Over the past few years, I have traveled extensively visiting sites, archives and local museums. Places like the abandoned La Colle Falls Dam on the outskirts of Prince Albert, Saskatchewan and the subtle traces of the Chignecto Ship’s Railway built to move boats from the Northhumberland Straight to the Bay of Fundy. I have visited the rotting remains of the Gilmour Lumber Companies failed flume scheme in Algonquin Park and documented the remnants of the Desjardin’s Canal just outside my old studio in Dundas, Ontario. I have visited a number of Britain’s “New Towns” and explored hollow edifices of China’s Cultural Revolution. I’ve wandered many World’s Fair sites that today sit idle, their futuristic visions now all peeling paint, broken glass, decaying metal and crumbling concrete like the all too numerous sites of tragically flawed urban renewal that many of these fairs inspired. Then there are the flea markets and junk shops where I have found the artifacts of Hanksville. All of this, and much more, have fueled the creation of an evolving installation originally presented by the Mendel Art Gallery in Saskatoon.

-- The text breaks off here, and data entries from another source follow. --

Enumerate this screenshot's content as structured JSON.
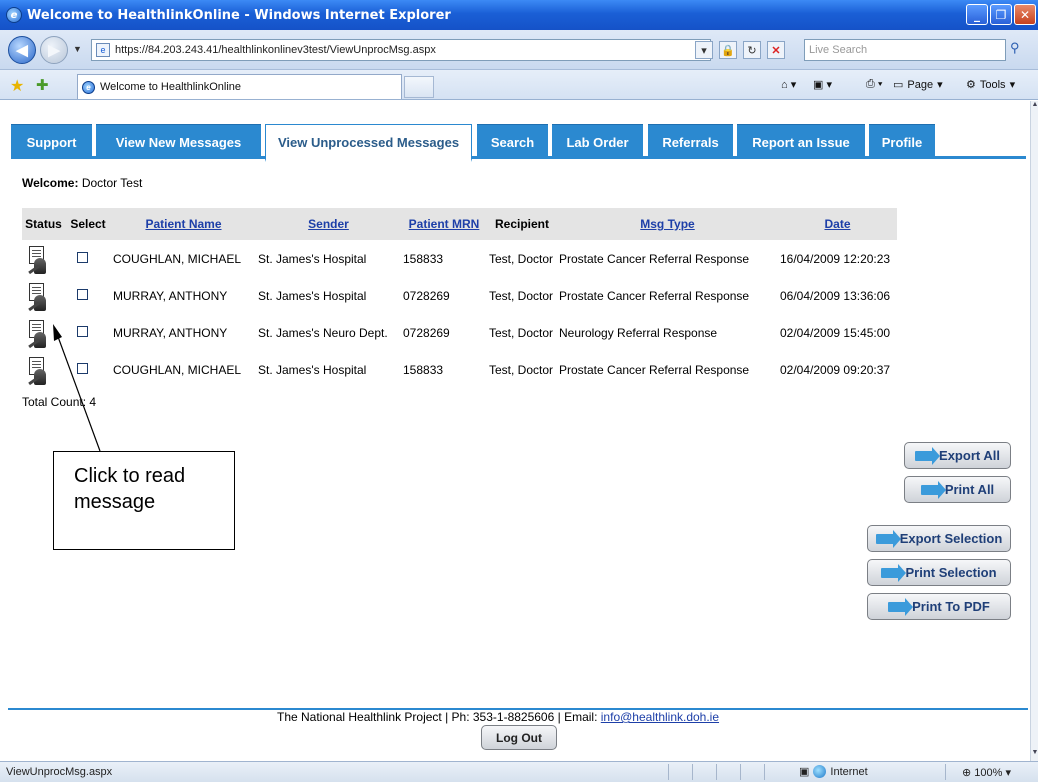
{
  "browser": {
    "window_title": "Welcome to HealthlinkOnline - Windows Internet Explorer",
    "url": "https://84.203.243.41/healthlinkonlinev3test/ViewUnprocMsg.aspx",
    "search_placeholder": "Live Search",
    "tab_title": "Welcome to HealthlinkOnline",
    "page_menu": "Page",
    "tools_menu": "Tools",
    "status_text": "ViewUnprocMsg.aspx",
    "zone": "Internet",
    "zoom": "100%"
  },
  "nav": {
    "tabs": [
      {
        "label": "Support"
      },
      {
        "label": "View New Messages"
      },
      {
        "label": "View Unprocessed Messages"
      },
      {
        "label": "Search"
      },
      {
        "label": "Lab Order"
      },
      {
        "label": "Referrals"
      },
      {
        "label": "Report an Issue"
      },
      {
        "label": "Profile"
      }
    ],
    "active_tab": "View Unprocessed Messages"
  },
  "welcome": {
    "label": "Welcome:",
    "user": "Doctor Test"
  },
  "table": {
    "columns": [
      "Status",
      "Select",
      "Patient Name",
      "Sender",
      "Patient MRN",
      "Recipient",
      "Msg Type",
      "Date"
    ],
    "rows": [
      {
        "patient": "COUGHLAN, MICHAEL",
        "sender": "St. James's Hospital",
        "mrn": "158833",
        "recipient": "Test, Doctor",
        "type": "Prostate Cancer Referral Response",
        "date": "16/04/2009 12:20:23"
      },
      {
        "patient": "MURRAY, ANTHONY",
        "sender": "St. James's Hospital",
        "mrn": "0728269",
        "recipient": "Test, Doctor",
        "type": "Prostate Cancer Referral Response",
        "date": "06/04/2009 13:36:06"
      },
      {
        "patient": "MURRAY, ANTHONY",
        "sender": "St. James's Neuro Dept.",
        "mrn": "0728269",
        "recipient": "Test, Doctor",
        "type": "Neurology Referral Response",
        "date": "02/04/2009 15:45:00"
      },
      {
        "patient": "COUGHLAN, MICHAEL",
        "sender": "St. James's Hospital",
        "mrn": "158833",
        "recipient": "Test, Doctor",
        "type": "Prostate Cancer Referral Response",
        "date": "02/04/2009 09:20:37"
      }
    ],
    "total_count": "Total Count: 4"
  },
  "actions": {
    "export_all": "Export All",
    "print_all": "Print All",
    "export_selection": "Export Selection",
    "print_selection": "Print Selection",
    "print_pdf": "Print To PDF"
  },
  "callout": {
    "text": "Click to read message"
  },
  "footer": {
    "text": "The National Healthlink Project | Ph: 353-1-8825606 | Email:",
    "email": "info@healthlink.doh.ie",
    "logout": "Log Out"
  },
  "colors": {
    "tab_blue": "#2b89d0",
    "link_blue": "#1d3fa8"
  }
}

But Hanksville is not only about the past. For me, in fact, its most harrowing traces permeate the present. I look for signs of “progress,” aggressive transformations of the landscape, bold industrial schemes and civic urban policies that are rarely binding laws but are more often simply bargaining tools for cities mired in alliances with developers. This is particularly evident in the sprawling “Golden Horseshoe” of Southern Ontario where I live, but it is echoed across the country and throughout the “developed” world and is so often the model the “developing” world aspires to. Typical of my work, Hanksville looks at the present through the lens of the past. I see this as a counter to a kind of persistent futurist faith in the new, our ability to design perfect environments, to “fix” our mistakes and improve the natural world we have been shaped by. I have been called a pessimist. Its is a label I am afraid I cannot, but wish I could, deny.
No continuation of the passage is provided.